Keberhasilan ini tidak lepas dari peran pemain muda Jonathan Klinsmann, putra mantan kiper Amerika Serikat, yang walaupun belum tampil di lini pertama, menjadi inspirasi bagi rekan-rekannya dengan semangat kompetitifnya.
Semifinal dan Peluang Menyentuh Gelar
Dengan kemenangan tersebut, Hertha Berlin kini bersaing di semifinal melawan pemenang antara VfB Stuttgart dan SC Freiburg. Jika Stuttgart lolos, Hertha akan bertemu dengan tim Swabia yang memiliki catatan kuat melawan Bayern Munich dalam kompetisi domestik. Sebaliknya, jika Freiburg melaju, akan terulang kembali kisah adu penalti yang menegangkan.

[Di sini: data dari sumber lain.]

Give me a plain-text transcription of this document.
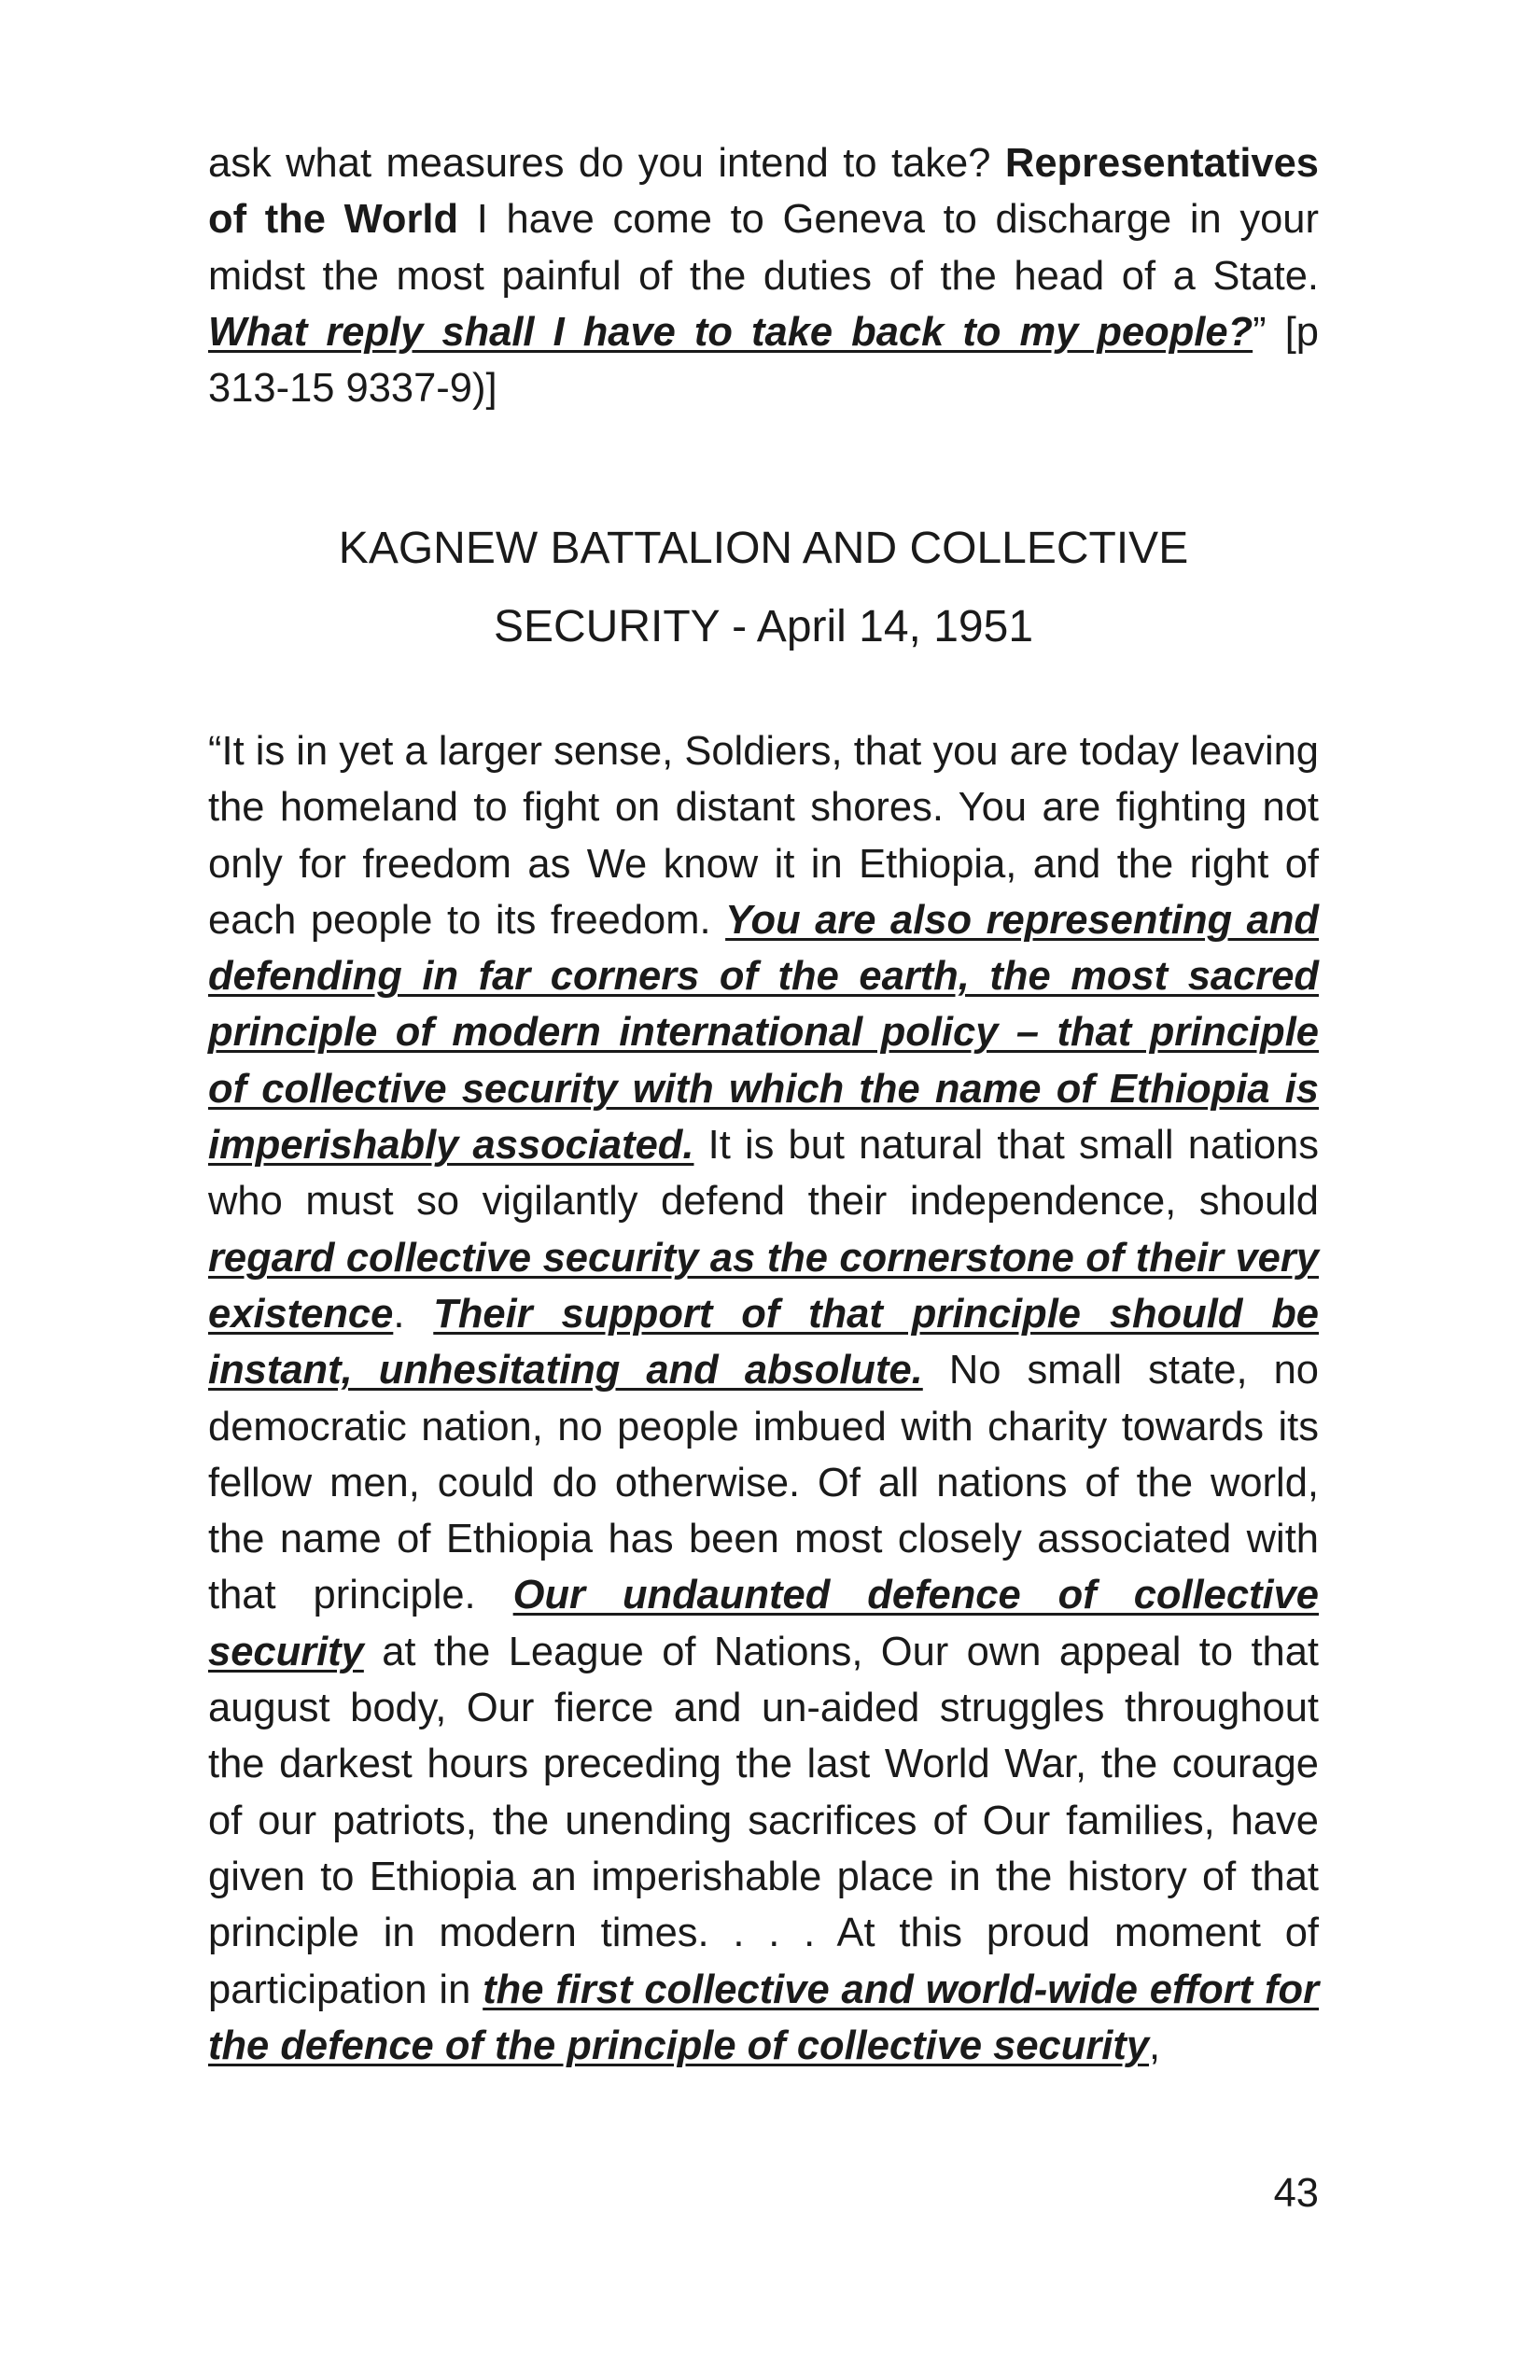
ask what measures do you intend to take? Representatives of the World I have come to Geneva to discharge in your midst the most painful of the duties of the head of a State. What reply shall I have to take back to my people?” [p 313-15 9337-9)]

KAGNEW BATTALION AND COLLECTIVE
SECURITY - April 14, 1951

“It is in yet a larger sense, Soldiers, that you are today leaving the homeland to fight on distant shores. You are fighting not only for freedom as We know it in Ethiopia, and the right of each people to its freedom. You are also representing and defending in far corners of the earth, the most sacred principle of modern international policy – that principle of collective security with which the name of Ethiopia is imperishably associated. It is but natural that small nations who must so vigilantly defend their independence, should regard collective security as the cornerstone of their very existence. Their support of that principle should be instant, unhesitating and absolute. No small state, no democratic nation, no people imbued with charity towards its fellow men, could do otherwise. Of all nations of the world, the name of Ethiopia has been most closely associated with that principle. Our undaunted defence of collective security at the League of Nations, Our own appeal to that august body, Our fierce and un-aided struggles throughout the darkest hours preceding the last World War, the courage of our patriots, the unending sacrifices of Our families, have given to Ethiopia an imperishable place in the history of that principle in modern times. . . . At this proud moment of participation in the first collective and world-wide effort for the defence of the principle of collective security,

43
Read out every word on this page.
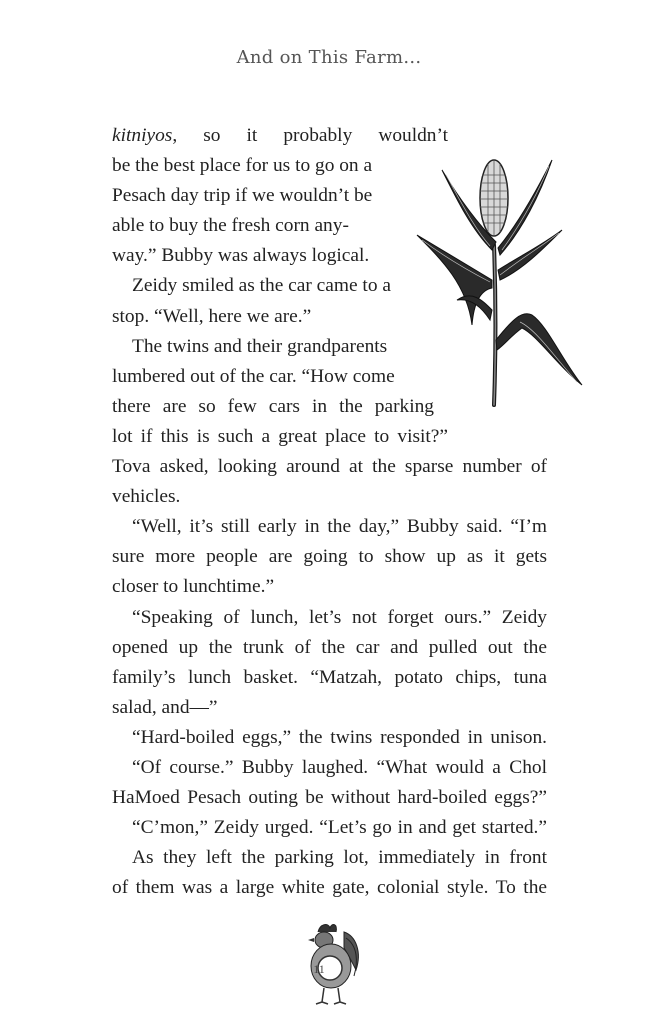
And on This Farm...
kitniyos, so it probably wouldn’t
be the best place for us to go on a
Pesach day trip if we wouldn’t be
able to buy the fresh corn any-
way.” Bubby was always logical.
Zeidy smiled as the car came to a
stop. “Well, here we are.”
The twins and their grandparents
lumbered out of the car. “How come
there are so few cars in the parking
lot if this is such a great place to visit?”
Tova asked, looking around at the sparse number of
vehicles.
“Well, it’s still early in the day,” Bubby said. “I’m
sure more people are going to show up as it gets
closer to lunchtime.”
“Speaking of lunch, let’s not forget ours.” Zeidy
opened up the trunk of the car and pulled out the
family’s lunch basket. “Matzah, potato chips, tuna
salad, and—”
“Hard-boiled eggs,” the twins responded in unison.
“Of course.” Bubby laughed. “What would a Chol
HaMoed Pesach outing be without hard-boiled eggs?”
“C’mon,” Zeidy urged. “Let’s go in and get started.”
As they left the parking lot, immediately in front
of them was a large white gate, colonial style. To the
11
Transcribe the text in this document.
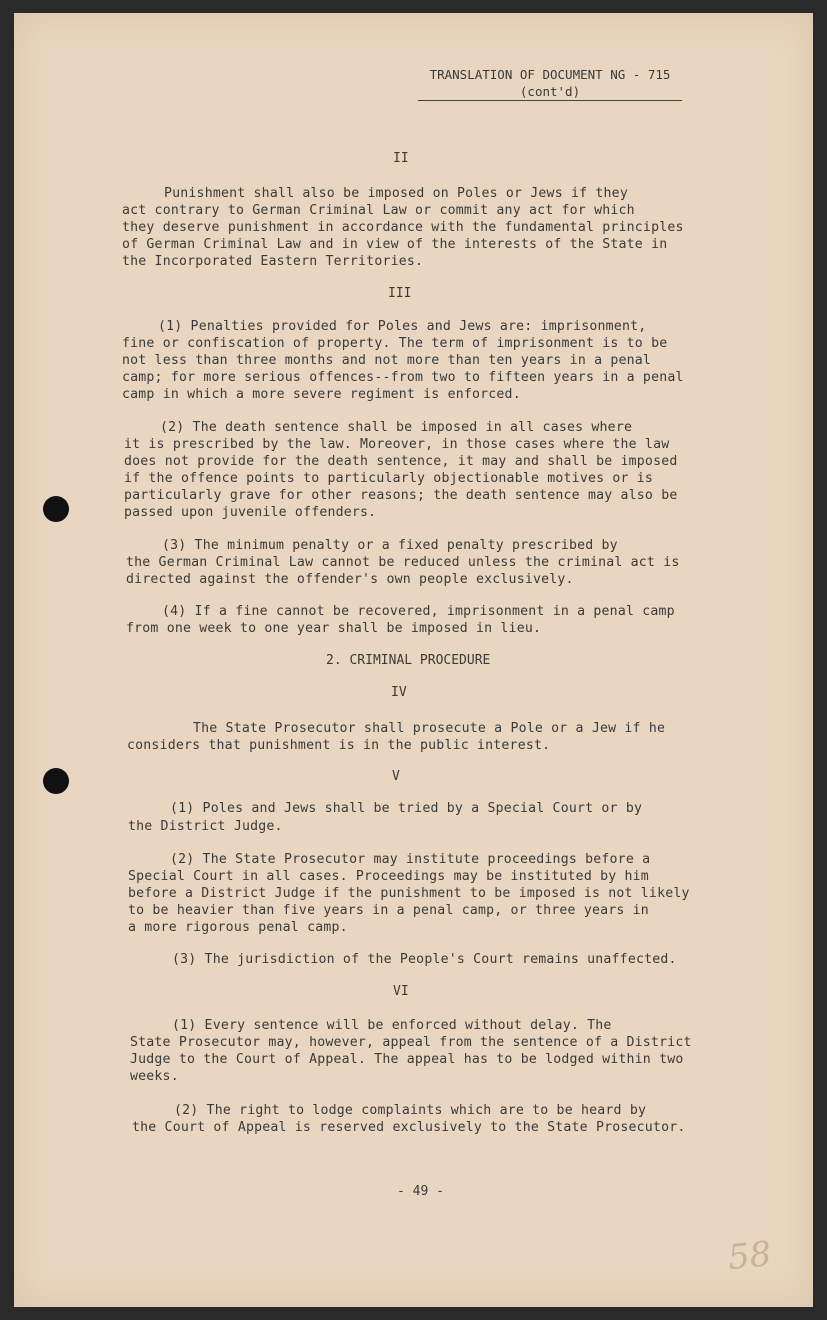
TRANSLATION OF DOCUMENT NG - 715
(cont'd)
II
Punishment shall also be imposed on Poles or Jews if they
act contrary to German Criminal Law or commit any act for which
they deserve punishment in accordance with the fundamental principles
of German Criminal Law and in view of the interests of the State in
the Incorporated Eastern Territories.
III
(1) Penalties provided for Poles and Jews are: imprisonment,
fine or confiscation of property. The term of imprisonment is to be
not less than three months and not more than ten years in a penal
camp; for more serious offences--from two to fifteen years in a penal
camp in which a more severe regiment is enforced.
(2) The death sentence shall be imposed in all cases where
it is prescribed by the law. Moreover, in those cases where the law
does not provide for the death sentence, it may and shall be imposed
if the offence points to particularly objectionable motives or is
particularly grave for other reasons; the death sentence may also be
passed upon juvenile offenders.
(3) The minimum penalty or a fixed penalty prescribed by
the German Criminal Law cannot be reduced unless the criminal act is
directed against the offender's own people exclusively.
(4) If a fine cannot be recovered, imprisonment in a penal camp
from one week to one year shall be imposed in lieu.
2. CRIMINAL PROCEDURE
IV
The State Prosecutor shall prosecute a Pole or a Jew if he
considers that punishment is in the public interest.
V
(1) Poles and Jews shall be tried by a Special Court or by
the District Judge.
(2) The State Prosecutor may institute proceedings before a
Special Court in all cases. Proceedings may be instituted by him
before a District Judge if the punishment to be imposed is not likely
to be heavier than five years in a penal camp, or three years in
a more rigorous penal camp.
(3) The jurisdiction of the People's Court remains unaffected.
VI
(1) Every sentence will be enforced without delay. The
State Prosecutor may, however, appeal from the sentence of a District
Judge to the Court of Appeal. The appeal has to be lodged within two
weeks.
(2) The right to lodge complaints which are to be heard by
the Court of Appeal is reserved exclusively to the State Prosecutor.
- 49 -
58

Semifinal dijadwalkan pada Jumat, 24 April 2026, pukul 01.45 WIB, dan dipastikan menjadi sorotan utama publik sepakbola Jerman. Kemenangan di semifinal berarti Hertha Berlin akan menyiapkan diri untuk laga final yang akan digelar di Olympiastadion pada 23 Mei, menanti lawan yang masih belum diketahui, antara Bayern Munich atau tim lain yang berhasil menembus final.
Strategi dan Tantangan Kedepan
Pelatih Hertha Berlin menekankan pentingnya konsistensi taktik serta ketajaman serangan di depan gawang. Dalam beberapa pertandingan terakhir Liga Bundesliga, Hertha menunjukkan perbaikan signifikan, mengandalkan formasi 4-2-3-1 yang menyeimbangkan pertahanan dan serangan cepat. Pemain kunci seperti Matheus Cunha dan Palmeiro diharapkan menjadi motor serangan utama.
Di sisi lain, tantangan fisik tidak dapat diabaikan. Jadwal padat antara Liga Jerman, Piala Jerman, dan kemungkinan partisipasi di kompetisi Eropa menuntut rotasi skuad yang cermat. Pengelolaan kebugaran pemain menjadi prioritas utama untuk memastikan tim tetap kompetitif hingga akhir musim.
Reaksi Suporter dan Dampak Sosial
Suporter Hertha Berlin, yang dikenal dengan sebutan “Die Alte Dame”, memberikan dukungan penuh, baik di dalam maupun di luar stadion. Media sosial dipenuhi dengan komentar pujian terhadap keberanian tim dalam mengatasi tekanan adu penalti. Selain itu, keberhasilan tim di turnamen ini meningkatkan semangat kota Berlin, memberikan hiburan dan kebanggaan bagi penduduk setempat.
Dengan dukungan suporter yang setia, Hertha Berlin memiliki peluang besar untuk menorehkan prestasi bersejarah. Jika berhasil mencapai final, klub akan menjadi salah satu tim non‑Bayern yang menantang dominasi klub raksasa dalam kompetisi nasional.
Keberhasilan Hertha Berlin di DFB Pokal bukan hanya soal satu kemenangan, melainkan simbol tekad, kerja keras, dan semangat juang yang dapat menginspirasi generasi muda sepakbola Jerman.